The committee earlier had looked at reducing funding for the vo-tech project to $950,000, Kinder said. Later, funding increased to $1.1 million.
On Thursday, Kinder agreed in a meeting with the committee chairman to cut funding another $100,000.
Kinder said funding was reduced for the project as part of a budget move to provide an additional $350,000 for Missouri's ports. In all, the state's ports would receive nearly $1 million in state funding. Only $350,000 of that is included in the capital bill, Kinder said.
In addition, about $150,000 of the money that had been slated for the Cape Girardeau vo-tech project was switched to a vo-tech project in Brook field in northern Missouri, Kinder said.
The Legislature appropriated $1.5 million last year for the Cape Girardeau vo-tech project with a view toward providing the other $1.65 million this year.
The Senate committee's action is $650,000 less than project supporters had hoped for.
Kinder said he and other Cape Girardeau area lawmakers would seek to obtain the final $650,000 for the vo-tech project next year.
If that happens, the state would end up paying $3.15 million or 50 percent of the $6.3 million project. The other half would come from a bond issue approved last year by Cape Girardeau School District voters.
Construction is expected to start this summer, and the school is expected to open by fall 2000.

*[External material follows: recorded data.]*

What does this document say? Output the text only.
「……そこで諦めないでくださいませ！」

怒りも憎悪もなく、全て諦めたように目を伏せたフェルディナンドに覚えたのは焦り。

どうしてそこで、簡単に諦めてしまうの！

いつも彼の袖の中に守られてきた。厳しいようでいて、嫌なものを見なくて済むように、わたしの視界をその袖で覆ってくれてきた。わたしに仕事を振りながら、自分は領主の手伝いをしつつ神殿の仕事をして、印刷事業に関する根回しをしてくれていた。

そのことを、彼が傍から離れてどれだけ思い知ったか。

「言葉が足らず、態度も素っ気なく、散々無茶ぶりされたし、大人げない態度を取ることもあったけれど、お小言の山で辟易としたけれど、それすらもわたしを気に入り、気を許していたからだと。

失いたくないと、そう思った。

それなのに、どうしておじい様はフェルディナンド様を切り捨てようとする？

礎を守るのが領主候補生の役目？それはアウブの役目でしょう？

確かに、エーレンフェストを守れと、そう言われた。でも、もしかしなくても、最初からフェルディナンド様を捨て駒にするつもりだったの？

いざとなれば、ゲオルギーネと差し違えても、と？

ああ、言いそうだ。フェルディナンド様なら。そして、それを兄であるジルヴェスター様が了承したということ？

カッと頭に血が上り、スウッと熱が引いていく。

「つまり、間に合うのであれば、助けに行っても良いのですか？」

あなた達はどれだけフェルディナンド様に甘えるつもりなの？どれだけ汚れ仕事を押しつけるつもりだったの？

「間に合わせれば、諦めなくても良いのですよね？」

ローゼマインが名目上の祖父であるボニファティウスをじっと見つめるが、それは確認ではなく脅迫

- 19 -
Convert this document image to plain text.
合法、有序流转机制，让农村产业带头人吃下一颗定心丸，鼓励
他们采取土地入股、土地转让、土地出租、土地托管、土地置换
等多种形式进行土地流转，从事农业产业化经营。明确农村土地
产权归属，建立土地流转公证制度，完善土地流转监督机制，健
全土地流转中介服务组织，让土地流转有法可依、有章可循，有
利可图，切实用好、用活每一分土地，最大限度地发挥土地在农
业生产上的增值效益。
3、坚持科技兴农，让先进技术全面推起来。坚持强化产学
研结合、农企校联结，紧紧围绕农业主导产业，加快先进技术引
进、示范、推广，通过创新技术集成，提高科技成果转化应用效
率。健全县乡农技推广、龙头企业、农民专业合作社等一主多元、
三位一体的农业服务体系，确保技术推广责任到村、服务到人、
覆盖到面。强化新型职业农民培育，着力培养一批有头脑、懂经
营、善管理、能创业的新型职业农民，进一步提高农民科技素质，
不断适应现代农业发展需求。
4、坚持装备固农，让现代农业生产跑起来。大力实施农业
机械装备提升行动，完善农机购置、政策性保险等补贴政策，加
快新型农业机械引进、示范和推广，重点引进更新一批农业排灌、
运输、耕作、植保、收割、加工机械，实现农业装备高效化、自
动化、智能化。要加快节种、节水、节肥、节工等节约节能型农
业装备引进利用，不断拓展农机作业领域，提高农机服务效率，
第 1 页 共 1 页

State Rep. Joe Heckemeyer, D-Sikeston, said he had hoped the Senate would appropriate the entire $1.65 million that was included in the House bill.
"I am a bit disappointed, but it is a lot better than the $150,000 that came out of the House Budget Committee," he said.
It took action on the House floor late last month to get full funding restored for the project.
The vo-tech school will serve students in Cape Girardeau and surrounding school districts.